Berdasarkan kutipan di atas, kita mengenal sumber-sumber
hukum Hindu menurut kronologisnya seperti berikut :
a. Weda
(Sruti).
Dalam
ajaran agama Hindu, Weda termasuk dalam golongan Sruti.Weda diyakini sebagai sastra tertua dalam
peradaban manusia yang masih ada hingga saat ini. Setelah tulisan ditemukan,
para Rsi menuangkan
ajaran-ajaran Weda ke dalam bentuk tulisan.
b. Smrti (Dharmasastra).
Smrti
(Dharmasastra) adalah Weda juga, karena kedudukannya dipersamakan dengan Weda
(Sruti).
c. Sila (tingkah laku orang suci).
d. Acara (Sadacara).
Sadacara
berasal dari bahasa Sansekerta, dari kata Sat dan
Acara.

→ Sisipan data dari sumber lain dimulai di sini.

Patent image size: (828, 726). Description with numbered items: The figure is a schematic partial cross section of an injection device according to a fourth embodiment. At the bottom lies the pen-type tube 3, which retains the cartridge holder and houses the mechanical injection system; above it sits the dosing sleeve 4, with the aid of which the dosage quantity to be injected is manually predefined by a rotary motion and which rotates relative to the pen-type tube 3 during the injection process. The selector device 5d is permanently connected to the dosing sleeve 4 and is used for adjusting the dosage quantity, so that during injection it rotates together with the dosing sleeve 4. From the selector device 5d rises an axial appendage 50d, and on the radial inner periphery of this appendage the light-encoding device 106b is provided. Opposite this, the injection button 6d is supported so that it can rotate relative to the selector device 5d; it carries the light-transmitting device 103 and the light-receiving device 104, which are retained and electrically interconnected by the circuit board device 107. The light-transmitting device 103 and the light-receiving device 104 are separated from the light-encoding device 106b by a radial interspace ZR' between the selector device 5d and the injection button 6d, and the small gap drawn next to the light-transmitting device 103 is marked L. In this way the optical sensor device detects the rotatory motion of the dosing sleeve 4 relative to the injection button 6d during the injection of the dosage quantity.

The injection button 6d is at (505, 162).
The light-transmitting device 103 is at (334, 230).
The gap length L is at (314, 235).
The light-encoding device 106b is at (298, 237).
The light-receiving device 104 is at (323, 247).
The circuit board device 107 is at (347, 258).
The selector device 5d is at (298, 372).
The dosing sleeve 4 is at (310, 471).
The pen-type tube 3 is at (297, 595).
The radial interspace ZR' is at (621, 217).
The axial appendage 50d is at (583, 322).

Sat adalah Satya yang berarti
kebenaran Weda dan Acara artinya
tradisi yang baik.
’Acara ngarania
prawrti kawarah sang hyang aji’’.
Artinya:
Sarasamuscaya 177
Dari pemahaman ini
Sadacara adalah ajaran Weda yang Sanatana Dharma itu
diterapkan menjadi tradisi suci.
e. Atmatusti (Amanastuti).
Atmanastusti adalah tercapainya kepuasan diri dan
kebahagiaan rohani baik dalam upacara yadnya maupun dalam berbagai kegiatan
sehari-hari. Implementasi Atmanastusti dalam kehidupan masyarakat Bali,
misalnya dalam sebuah paruman desa adat, dalam teknik pengambilan keputusan secara ilmiah ditinjau dari
hukum hindu sebagaimana disebutkan bahwa :
1. Dengan
rasa puas diri, berarti keputusan yang di ambil dapat memuaskan diri setiap
orang.
2. Atmatusti
dan disebut juga dengan istilah Santosa yang mempunyai makna dapat memuaskan
semua orang.
3. Atmanastusti
baru kemudian diambil sebagai keputusan bersama,
Pada
intinya disebutkan bahwa Atmanastusti itu sebagai kepuasan diri atau setiap
orang yang dapat dipertanggung jawabkan kepada Tuhan Yang Maha Esa. Untuk lebih menengakkan tentang
kedudukan sumber-sumber hukum Hindu itu, lebih jauh sloka-sloka
Manawadharmasastra menyatakan sebagai berikut :
”Srutistu Vedo dharma sastramtu vai smrtih, te sarvarthesvamimamsye
tabhyam dharmohi nirbabhau”.
Artinya :
(Sesungguhnya Sruti (Wahyu) adalah Weda, demikian pula
Smrti itu adalah Dharmasastra, keduanya tidak boleh diragukan dalam hal apapun,
sebab keduanya adalah kitab suci yang menjadi sumber dari agama dan hukum
Hindu).
Manavadharmasastra II.10.
Dari terjemahan sloka di atas, dapat
ditegaskan bahwa ke lima sumber hukum Hindu itu kebenarannya tidak dapat
dibantah. Kedudukan sloka II.6 dan II.10 di atas merupakan dasar yang harus
dipegang teguh dalam hal kemungkinan timbulnya perbedaan pengertian mengenai
penafsiran hukum yang terdapat di dalam berbagai kitab agama. Maka kedudukan
yang pertama lebih tinggi dari sumber hukum berikutnya.